Avec des thèmes forts dont l’homophobie et le fascisme. Deux thèmes qui collent au climat qui règne en France !

"Complètement ! Le film parle d’homophobie et on était en plein dedans. La violence à Paris est inadmissible et insupportable. Et cela continue. La loi est passée, laissons les gens s’aimer et être heureux. Et, ce qui est beau dans la pièce, c’est la tendresse parce que ces gens vont s’aimer, se livrer l’un à l’autre comme ils ne l’ont jamais fait."

Vous avez également produit de nombreux téléfilms dans lesquels vous teniez un rôle. Est-ce que c’était une façon de jouer des personnages qu’on ne vous proposait pas ?

"Absolument ! J’ai monté ma société en 2000 pendant Une femme d’honneur en me disant que j’allais surfer sur la vague de popularité. C’était une façon de dire que je pouvais faire autre chose en même temps. J’ai pu montrer que j’étais une comédienne à part entière."
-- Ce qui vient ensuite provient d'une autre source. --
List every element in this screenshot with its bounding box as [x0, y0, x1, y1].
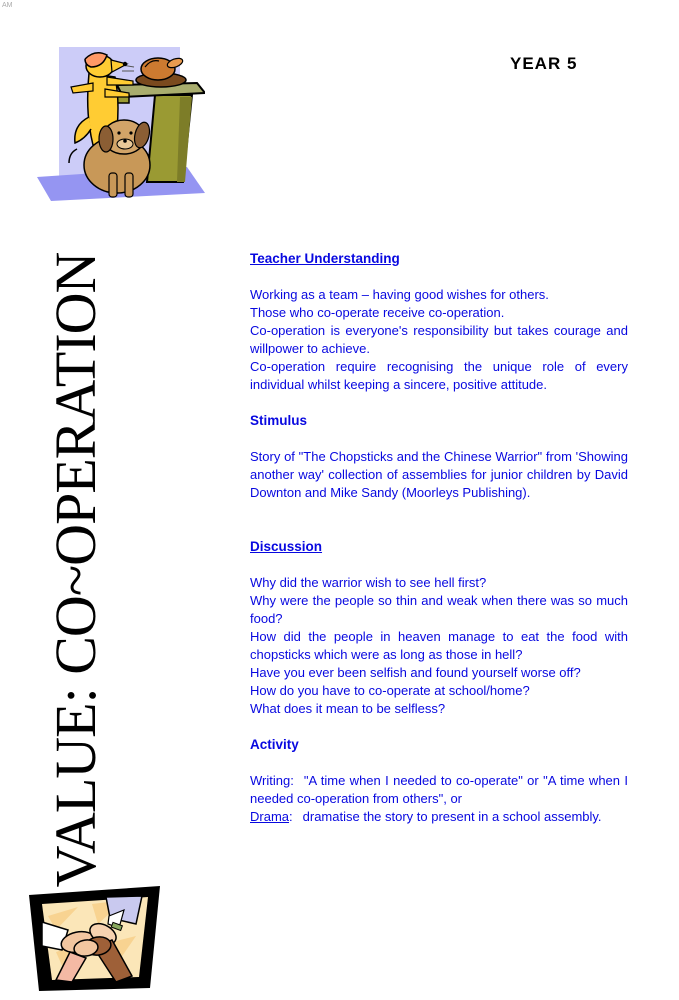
writing-text: "A time when I needed to co-operate" or "A time when I needed co-operation from others", or [250, 773, 628, 806]
section-stimulus [250, 412, 628, 502]
section-teacher-understanding [250, 250, 628, 394]
drama-text: dramatise the story to present in a school assembly. [302, 809, 602, 824]
section-activity [250, 736, 628, 826]
drama-colon: : [289, 809, 293, 824]
stimulus-heading: Stimulus [250, 413, 308, 428]
teacher-line: Co-operation require recognising the unique role of every individual whilst keeping a sincere, positive attitude. [250, 359, 628, 392]
section-discussion [250, 538, 628, 718]
vertical-page-title [42, 248, 120, 892]
year-label: YEAR 5 [510, 54, 578, 73]
stacked-hands-teamwork-clipart-icon [26, 884, 166, 994]
hands-clipart [26, 884, 166, 994]
teacher-understanding-heading: Teacher Understanding [250, 251, 400, 266]
stimulus-paragraph: Story of "The Chopsticks and the Chinese Warrior" from 'Showing another way' collection of assemblies for junior children by David Downton and Mike Sandy (Moorleys Publishing). [250, 449, 628, 500]
activity-writing-line [250, 772, 628, 808]
vertical-page-title-text: VALUE: CO~OPERATION [43, 252, 108, 888]
dogs-clipart [37, 45, 205, 203]
discussion-question: How do you have to co-operate at school/home? [250, 683, 530, 698]
teacher-line: Those who co-operate receive co-operation. [250, 305, 505, 320]
corner-artifact-text: AM [2, 2, 13, 9]
teacher-line: Working as a team – having good wishes for others. [250, 287, 549, 302]
discussion-question: How did the people in heaven manage to eat the food with chopsticks which were as long as those in hell? [250, 629, 628, 662]
discussion-heading: Discussion [250, 539, 323, 554]
discussion-question: What does it mean to be selfless? [250, 701, 446, 716]
discussion-question: Why did the warrior wish to see hell first? [250, 575, 487, 590]
activity-heading: Activity [250, 737, 299, 752]
activity-drama-line [250, 808, 628, 826]
discussion-question: Why were the people so thin and weak when there was so much food? [250, 593, 628, 626]
discussion-question: Have you ever been selfish and found yourself worse off? [250, 665, 581, 680]
drama-label: Drama [250, 809, 290, 824]
dogs-reaching-food-clipart-icon [37, 45, 205, 203]
teacher-line: Co-operation is everyone's responsibility but takes courage and willpower to achieve. [250, 323, 628, 356]
writing-label: Writing: [250, 773, 294, 788]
Vous avez beaucoup réalisé dans votre carrière. Est-ce qu’il y a encore une chose que vous rêveriez de faire ?

"J’ai souvent eu des rôles dramatiques assez forts. J’aimerais bien une comédie parce que j’aime faire rire. J’aimerais aussi qu’un metteur en scène de cinéma pense à moi. Pas forcément pour un grand film mais juste quelqu’un qui a envie de travailler avec moi. Le théâtre m’a redonné confiance en moi. Il m’a vraiment redonné la volonté de faire plein de choses. Mais ce dont j’ai vraiment envie, c’est de faire du théâtre jusqu’à la fin de mes jours."

Et s’il fallait donner une définition de l’amour, quelle serait la vôtre ?

"Pour moi, l’amour est indéfinissable. En revanche, je ne peux pas vivre sans. Dans ma vie, l’amour passe avant mon travail et ce sera toujours comme ça. C’est capital. Nous sommes tous égaux, que l’on soit acteur ou vendeur de cacahuètes, quand on n’est pas amoureux, la vie est triste."